A highlight of the discussion came when the two took a look back at one of the singer-songwriter’s previous hits in which he embedded a chord that Eno has a certain distaste for.
“You once accused me of using the ‘asshole chord’,” Blake said to the English musician, composer, and record producer, leaving him to recall which is the chord in question.
“There’s a way of resolving things in songs which always disappoints me,” Eno explained. “You have a sort of setup, and you think: ‘Don’t go to that one. Don’t go to that one’… and it goes to that one and you think, ‘oh, god’.”
Eno went on to reveal that the song guilty of using the chord is none other than Blake’s 2013 hit ‘Retrograde’.
“So it starts with a G major which is the nice chord,” Blake explains, while Eno chimes in to agree, saying: “We like that”.
“Then the bottom G in the right hand I moved up to an A flat, and that made it diminished over a G bass,” Blake continues. “That was when your head cocked like a dog listening to a high pitch, and you said: ‘That’s the asshole chord!’”
Blake also joked that the moment touched a nerve at the time. He said that he was so affected by Eno’s comment that he attempted to remake the song without the dreaded chord change but had to give up because “the song doesn’t work without it”.
“It impacted me in that moment,” he told Eno, teasing that the moment led to “years of pain” and a visit to the “therapist’s office”. Find the full interview below.

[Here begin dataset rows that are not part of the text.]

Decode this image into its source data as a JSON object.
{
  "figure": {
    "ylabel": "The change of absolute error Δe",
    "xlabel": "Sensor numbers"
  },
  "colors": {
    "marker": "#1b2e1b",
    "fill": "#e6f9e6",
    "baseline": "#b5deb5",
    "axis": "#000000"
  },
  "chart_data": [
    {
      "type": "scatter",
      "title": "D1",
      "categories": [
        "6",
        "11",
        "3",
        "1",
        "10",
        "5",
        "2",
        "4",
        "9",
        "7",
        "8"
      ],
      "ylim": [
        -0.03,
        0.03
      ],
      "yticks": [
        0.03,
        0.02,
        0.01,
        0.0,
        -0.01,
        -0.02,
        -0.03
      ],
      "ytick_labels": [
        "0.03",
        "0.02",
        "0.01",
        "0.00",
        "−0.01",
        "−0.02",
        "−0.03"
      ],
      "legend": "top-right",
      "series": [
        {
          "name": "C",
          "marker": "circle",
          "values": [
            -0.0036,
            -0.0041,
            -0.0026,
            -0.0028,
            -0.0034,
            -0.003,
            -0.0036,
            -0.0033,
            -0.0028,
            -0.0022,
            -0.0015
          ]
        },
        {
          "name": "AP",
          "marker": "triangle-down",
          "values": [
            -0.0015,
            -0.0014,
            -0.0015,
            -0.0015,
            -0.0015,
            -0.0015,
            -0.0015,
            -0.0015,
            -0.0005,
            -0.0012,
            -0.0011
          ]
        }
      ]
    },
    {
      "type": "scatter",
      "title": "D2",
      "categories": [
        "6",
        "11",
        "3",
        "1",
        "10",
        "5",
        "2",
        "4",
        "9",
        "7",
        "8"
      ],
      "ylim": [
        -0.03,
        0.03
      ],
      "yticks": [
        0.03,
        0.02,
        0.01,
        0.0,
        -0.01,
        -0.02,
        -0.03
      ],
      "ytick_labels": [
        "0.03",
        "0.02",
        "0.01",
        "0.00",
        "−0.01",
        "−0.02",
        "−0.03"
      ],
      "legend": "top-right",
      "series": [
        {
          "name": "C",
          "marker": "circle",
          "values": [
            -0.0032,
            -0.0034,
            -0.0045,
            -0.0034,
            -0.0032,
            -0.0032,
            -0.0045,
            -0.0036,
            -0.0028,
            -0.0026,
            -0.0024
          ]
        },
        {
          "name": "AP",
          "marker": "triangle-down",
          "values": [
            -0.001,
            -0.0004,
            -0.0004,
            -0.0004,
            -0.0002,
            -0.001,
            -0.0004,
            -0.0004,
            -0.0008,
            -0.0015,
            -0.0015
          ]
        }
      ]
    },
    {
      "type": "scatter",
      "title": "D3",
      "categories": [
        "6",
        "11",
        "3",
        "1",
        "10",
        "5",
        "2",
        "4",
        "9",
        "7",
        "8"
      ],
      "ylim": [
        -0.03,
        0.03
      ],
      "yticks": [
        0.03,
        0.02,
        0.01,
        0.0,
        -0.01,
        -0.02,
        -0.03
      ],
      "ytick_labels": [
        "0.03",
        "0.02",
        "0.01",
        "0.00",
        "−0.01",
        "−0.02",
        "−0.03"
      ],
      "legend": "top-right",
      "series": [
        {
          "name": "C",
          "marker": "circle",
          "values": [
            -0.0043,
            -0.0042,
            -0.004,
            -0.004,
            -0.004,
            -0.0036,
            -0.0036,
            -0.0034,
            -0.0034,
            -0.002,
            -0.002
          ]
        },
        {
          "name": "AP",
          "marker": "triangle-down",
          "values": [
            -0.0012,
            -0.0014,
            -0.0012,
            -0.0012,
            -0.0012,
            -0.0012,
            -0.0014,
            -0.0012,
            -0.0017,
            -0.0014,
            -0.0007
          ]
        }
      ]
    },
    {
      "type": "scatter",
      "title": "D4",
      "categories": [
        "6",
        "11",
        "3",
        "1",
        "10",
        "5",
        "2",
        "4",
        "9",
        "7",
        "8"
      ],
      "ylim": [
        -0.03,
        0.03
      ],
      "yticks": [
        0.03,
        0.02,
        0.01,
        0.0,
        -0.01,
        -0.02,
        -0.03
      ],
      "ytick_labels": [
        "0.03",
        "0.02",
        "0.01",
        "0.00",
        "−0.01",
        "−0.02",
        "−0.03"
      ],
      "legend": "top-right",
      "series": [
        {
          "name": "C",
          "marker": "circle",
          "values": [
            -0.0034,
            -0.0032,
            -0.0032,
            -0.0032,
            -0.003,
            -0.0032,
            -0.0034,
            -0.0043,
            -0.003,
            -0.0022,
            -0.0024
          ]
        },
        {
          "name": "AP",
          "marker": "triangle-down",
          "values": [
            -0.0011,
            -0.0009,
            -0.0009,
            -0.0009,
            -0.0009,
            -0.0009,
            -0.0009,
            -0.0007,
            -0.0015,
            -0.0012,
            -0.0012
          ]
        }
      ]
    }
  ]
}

In other news, it was revealed by Netflix last month that Eno’s soundtrack for the series Top Boy is set for release on vinyl, CD, and digital formats, coinciding with the final season of the series.
This marks the first time that any of Eno’s music from the series, aside from two tracks included on Eno’s album ‘Film Music 1976 – 2020’, will be available to the public.
He’s also set to embark on a European tour this autumn, marking his first solo tour in his five-decade career.
As for Blake, his new album ‘Playing Robots Into Heaven’ recently received a four-star review from NME, which described it as the producer venturing “back into his club roots”.
“As ever, Blake’s singular vision results in electrifying and innovative electronic music,” it read.
“‘Tell Me’ is full of interesting contrasts… a gradual build-up pays off massively thanks to a synth explosion and all-out warehouse rave in the second half.”